家庭医療と痛みの診察室

家庭医療と痛みの治療を中心に、調べたことや感じたことをアップしていきます。

頚性頭痛に鍼や虚血圧迫法が効果的(無作為化試験)

頸性頭痛に伴う胸鎖乳突筋の活動的トリガーポイントに対するドライニードリングと虚血性圧迫の効果の超音波検査による比較。無作為化試験

Togha M, Bahrpeyma F, Jafari M, Nasiri A. A sonographic comparison of the effect of dry needling and ischemic compression on the active trigger point of the sternocleidomastoid muscle associated with cervicogenic headache: A randomized trial.
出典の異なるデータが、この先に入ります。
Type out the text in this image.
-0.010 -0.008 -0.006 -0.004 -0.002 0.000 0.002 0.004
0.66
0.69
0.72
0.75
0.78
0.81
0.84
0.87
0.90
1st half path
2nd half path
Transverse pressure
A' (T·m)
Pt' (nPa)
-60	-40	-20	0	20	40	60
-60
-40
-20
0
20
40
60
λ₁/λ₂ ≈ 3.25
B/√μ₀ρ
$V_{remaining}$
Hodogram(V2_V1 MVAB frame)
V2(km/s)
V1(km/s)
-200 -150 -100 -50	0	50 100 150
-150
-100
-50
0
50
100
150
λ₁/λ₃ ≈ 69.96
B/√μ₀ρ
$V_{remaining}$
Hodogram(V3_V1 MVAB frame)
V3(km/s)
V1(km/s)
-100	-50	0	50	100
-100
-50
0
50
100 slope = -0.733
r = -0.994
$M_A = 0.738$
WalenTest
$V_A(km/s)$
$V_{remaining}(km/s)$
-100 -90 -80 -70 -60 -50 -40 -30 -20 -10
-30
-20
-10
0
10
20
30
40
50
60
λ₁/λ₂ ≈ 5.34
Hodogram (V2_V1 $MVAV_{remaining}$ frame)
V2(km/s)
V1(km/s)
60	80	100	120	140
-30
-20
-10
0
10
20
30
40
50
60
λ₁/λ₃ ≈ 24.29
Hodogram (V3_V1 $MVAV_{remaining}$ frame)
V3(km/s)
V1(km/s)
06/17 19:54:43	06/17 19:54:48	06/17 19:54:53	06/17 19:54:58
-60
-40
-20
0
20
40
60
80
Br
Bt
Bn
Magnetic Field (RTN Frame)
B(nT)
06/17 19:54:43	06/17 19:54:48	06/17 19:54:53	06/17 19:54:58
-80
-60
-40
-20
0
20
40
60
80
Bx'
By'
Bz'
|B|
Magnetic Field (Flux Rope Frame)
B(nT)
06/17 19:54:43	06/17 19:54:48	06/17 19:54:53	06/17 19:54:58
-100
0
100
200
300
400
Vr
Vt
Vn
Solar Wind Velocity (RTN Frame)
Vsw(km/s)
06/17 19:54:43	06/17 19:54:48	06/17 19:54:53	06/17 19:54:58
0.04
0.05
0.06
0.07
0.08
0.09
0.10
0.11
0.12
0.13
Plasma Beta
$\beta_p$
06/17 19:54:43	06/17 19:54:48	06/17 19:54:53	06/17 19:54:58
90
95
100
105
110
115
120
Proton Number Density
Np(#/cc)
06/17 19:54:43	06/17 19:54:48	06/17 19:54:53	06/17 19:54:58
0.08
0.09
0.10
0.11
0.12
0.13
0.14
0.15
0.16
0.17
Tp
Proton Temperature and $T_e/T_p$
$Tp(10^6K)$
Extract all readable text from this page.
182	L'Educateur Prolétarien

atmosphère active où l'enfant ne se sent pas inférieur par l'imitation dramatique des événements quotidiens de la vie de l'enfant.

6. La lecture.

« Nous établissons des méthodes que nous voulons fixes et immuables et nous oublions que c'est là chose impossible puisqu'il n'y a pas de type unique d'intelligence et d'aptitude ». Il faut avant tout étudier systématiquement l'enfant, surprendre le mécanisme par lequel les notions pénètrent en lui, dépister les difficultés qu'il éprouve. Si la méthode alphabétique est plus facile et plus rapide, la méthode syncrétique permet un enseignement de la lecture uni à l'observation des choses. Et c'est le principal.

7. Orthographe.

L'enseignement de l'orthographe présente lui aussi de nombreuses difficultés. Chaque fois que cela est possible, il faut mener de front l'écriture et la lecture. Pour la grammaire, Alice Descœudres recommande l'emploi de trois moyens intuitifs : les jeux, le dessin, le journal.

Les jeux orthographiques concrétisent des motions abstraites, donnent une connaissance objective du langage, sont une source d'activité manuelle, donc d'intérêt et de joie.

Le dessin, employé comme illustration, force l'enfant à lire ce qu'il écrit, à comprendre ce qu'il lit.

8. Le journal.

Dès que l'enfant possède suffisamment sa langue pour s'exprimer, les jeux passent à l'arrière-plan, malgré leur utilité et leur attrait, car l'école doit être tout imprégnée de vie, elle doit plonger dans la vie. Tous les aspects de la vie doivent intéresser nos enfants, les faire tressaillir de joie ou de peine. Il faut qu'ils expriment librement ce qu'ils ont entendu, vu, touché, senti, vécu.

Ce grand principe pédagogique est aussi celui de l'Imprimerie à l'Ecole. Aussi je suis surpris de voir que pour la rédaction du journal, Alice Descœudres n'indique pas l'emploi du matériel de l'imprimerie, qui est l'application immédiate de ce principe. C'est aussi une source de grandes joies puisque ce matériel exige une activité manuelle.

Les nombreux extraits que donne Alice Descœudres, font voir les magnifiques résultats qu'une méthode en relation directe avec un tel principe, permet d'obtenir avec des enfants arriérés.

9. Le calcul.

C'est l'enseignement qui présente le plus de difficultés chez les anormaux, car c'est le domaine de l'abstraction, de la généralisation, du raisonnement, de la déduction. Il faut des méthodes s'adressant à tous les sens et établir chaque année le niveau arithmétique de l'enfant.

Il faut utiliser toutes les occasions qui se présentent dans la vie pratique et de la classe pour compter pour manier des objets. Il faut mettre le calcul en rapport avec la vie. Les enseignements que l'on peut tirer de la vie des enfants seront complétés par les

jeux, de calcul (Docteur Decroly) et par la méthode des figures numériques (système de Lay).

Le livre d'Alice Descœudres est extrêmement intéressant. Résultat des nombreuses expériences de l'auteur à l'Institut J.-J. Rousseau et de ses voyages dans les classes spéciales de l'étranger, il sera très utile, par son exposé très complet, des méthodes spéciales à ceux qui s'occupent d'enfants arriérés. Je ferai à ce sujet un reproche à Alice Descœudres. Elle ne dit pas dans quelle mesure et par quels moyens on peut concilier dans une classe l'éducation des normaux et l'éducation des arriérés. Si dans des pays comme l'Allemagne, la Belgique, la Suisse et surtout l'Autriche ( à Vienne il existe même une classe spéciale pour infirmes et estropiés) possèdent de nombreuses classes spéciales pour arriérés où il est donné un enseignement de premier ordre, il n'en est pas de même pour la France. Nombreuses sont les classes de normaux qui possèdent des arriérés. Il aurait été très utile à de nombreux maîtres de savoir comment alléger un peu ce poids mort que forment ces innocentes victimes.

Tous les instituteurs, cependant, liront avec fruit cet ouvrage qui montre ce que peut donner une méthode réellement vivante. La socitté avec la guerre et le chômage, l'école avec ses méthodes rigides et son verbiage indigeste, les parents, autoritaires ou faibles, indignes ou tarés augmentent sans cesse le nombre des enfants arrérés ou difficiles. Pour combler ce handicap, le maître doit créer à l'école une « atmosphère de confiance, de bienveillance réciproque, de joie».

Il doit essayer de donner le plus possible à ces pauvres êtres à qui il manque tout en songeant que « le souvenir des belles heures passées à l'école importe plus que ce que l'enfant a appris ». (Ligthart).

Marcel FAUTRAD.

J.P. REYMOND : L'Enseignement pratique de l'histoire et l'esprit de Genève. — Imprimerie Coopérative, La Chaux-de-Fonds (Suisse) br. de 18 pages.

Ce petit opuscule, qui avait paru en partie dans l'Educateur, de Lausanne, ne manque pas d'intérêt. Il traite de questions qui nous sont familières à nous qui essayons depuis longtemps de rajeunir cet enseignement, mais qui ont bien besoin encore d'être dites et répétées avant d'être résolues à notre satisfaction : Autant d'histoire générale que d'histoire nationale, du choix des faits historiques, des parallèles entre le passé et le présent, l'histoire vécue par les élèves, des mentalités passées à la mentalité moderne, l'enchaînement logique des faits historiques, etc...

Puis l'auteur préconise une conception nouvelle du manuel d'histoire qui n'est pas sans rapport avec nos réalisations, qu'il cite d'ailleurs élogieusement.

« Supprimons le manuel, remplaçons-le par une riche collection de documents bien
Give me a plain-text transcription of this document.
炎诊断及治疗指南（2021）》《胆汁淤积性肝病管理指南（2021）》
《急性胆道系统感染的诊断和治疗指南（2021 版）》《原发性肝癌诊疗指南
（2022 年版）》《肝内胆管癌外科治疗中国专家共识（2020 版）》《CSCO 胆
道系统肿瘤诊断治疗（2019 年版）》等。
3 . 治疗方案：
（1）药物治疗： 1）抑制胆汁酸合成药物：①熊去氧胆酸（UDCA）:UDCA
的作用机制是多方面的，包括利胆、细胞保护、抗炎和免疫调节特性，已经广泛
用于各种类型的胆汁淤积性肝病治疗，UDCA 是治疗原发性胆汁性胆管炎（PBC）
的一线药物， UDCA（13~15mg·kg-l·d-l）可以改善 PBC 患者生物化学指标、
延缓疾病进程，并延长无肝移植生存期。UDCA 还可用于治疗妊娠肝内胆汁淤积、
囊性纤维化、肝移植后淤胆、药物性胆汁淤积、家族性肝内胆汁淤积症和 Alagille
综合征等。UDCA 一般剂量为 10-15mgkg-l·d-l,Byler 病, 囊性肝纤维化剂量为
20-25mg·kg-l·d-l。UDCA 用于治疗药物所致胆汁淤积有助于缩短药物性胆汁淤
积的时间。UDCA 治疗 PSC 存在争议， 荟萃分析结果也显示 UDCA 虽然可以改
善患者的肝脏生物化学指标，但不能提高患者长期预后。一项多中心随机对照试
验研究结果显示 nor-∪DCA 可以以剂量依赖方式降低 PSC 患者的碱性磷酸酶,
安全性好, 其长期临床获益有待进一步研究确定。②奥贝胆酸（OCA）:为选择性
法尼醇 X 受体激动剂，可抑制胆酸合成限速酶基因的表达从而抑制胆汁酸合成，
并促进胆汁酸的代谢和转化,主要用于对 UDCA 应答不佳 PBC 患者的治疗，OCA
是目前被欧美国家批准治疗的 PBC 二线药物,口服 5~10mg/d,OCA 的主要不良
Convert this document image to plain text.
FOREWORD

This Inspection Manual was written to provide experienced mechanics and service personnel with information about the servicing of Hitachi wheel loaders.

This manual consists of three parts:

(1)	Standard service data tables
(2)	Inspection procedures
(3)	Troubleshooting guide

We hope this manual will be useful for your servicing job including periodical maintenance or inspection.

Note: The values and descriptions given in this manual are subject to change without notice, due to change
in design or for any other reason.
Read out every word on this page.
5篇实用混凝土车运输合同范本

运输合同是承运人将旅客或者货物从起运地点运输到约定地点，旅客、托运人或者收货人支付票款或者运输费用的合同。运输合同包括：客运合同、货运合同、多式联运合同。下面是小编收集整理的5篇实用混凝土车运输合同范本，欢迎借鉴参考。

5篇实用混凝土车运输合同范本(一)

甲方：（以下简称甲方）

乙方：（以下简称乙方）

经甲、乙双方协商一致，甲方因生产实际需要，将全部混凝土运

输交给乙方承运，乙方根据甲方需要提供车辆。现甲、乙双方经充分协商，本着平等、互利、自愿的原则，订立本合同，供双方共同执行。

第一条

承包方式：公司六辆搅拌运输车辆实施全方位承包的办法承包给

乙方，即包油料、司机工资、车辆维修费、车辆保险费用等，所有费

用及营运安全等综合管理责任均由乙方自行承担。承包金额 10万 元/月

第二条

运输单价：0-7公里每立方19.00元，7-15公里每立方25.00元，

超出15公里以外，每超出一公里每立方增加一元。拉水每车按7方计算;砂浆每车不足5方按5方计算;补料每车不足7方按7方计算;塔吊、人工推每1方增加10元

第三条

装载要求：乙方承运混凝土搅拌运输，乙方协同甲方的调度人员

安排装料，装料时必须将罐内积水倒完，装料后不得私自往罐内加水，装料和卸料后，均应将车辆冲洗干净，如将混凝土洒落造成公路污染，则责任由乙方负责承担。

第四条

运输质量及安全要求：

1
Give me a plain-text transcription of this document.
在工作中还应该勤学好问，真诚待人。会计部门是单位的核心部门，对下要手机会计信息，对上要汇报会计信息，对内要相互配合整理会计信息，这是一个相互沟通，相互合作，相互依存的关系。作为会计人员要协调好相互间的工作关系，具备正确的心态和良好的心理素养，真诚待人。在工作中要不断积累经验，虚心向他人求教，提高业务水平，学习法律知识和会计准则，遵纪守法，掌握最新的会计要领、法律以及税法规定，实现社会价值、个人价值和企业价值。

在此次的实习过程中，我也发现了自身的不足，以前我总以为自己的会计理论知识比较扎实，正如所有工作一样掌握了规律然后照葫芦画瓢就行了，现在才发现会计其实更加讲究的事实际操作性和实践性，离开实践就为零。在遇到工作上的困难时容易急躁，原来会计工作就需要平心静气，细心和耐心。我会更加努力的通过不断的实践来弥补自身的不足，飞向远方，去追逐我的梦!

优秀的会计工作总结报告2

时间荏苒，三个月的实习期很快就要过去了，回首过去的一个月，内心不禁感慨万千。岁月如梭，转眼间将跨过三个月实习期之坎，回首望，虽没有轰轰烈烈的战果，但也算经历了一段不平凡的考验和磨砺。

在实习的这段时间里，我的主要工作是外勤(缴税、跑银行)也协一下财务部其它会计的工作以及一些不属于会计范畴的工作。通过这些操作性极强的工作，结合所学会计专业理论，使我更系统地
J Back Musculoskelet Rehabil. 2020;33(5):749-759. doi: 10.3233/BMR-171077. PMID: 31815684.

pubmed.ncbi.nlm.nih.gov

背景

 頸性頭痛(CeH)は、生活の質に望ましくない影響を及ぼす一般的なタイプの頭痛の一つである。胸鎖乳突筋(SCM)内の筋膜性トリガーポイント(MTrP)は、CeHの最も重要な原因の一つである。

目的

 本研究の目的は、ドライニードリング(DN)と虚血性圧迫(IC)がSCM筋のMTrPに起因するCeH患者の頭痛症状およびMTrP関連の特徴に及ぼす影響を、超音波検査法を用いて比較することであった。

方法

 平均年齢35.34±12.19歳の女性29名を対象とし、SCM筋のMTrPに由来するCeHの臨床診断を行った。DN群、IC群ともに4回の治療を受けた。頭痛の強さ、持続時間、頻度、MTrP弾性率、MTrP領域、圧痛閾値(PPT)を治療の2週間前と治療後に評価した。

結果

 DN群、IC群ともに、頭痛強度、持続時間、頻度、PPT、MTrP面積に有意な改善が認められた(P<0.05)。DN群とIC群では有意差は認められなかった(P>0.05)。ピアソン相関により、頭痛強度とMTrP弾性率との間に有意な相関が認められた(P<0.05)。

結論

 どちらの介入も頭痛症状、PPT、MTrP領域を減少させることができた。どちらの介入も短期の追跡調査では他の介入よりも優れていることは分からなかった。DNと比較して望ましくない副作用が少ないため、ICの方が好ましいかもしれない。これらのデータに基づいて、こわばりなどのいくつかのMTrP生体力学的特徴が、頭痛症状に影響を与える可能性があると結論づけることができます。

 

所感

 虚血圧迫法についての関連論文です。今回は胸鎖乳突筋にトリガーポイントがある頚性頭痛に対する効果です。鍼も虚血圧迫法も効果的であり、より副作用が少ない虚血圧迫法を推奨しています。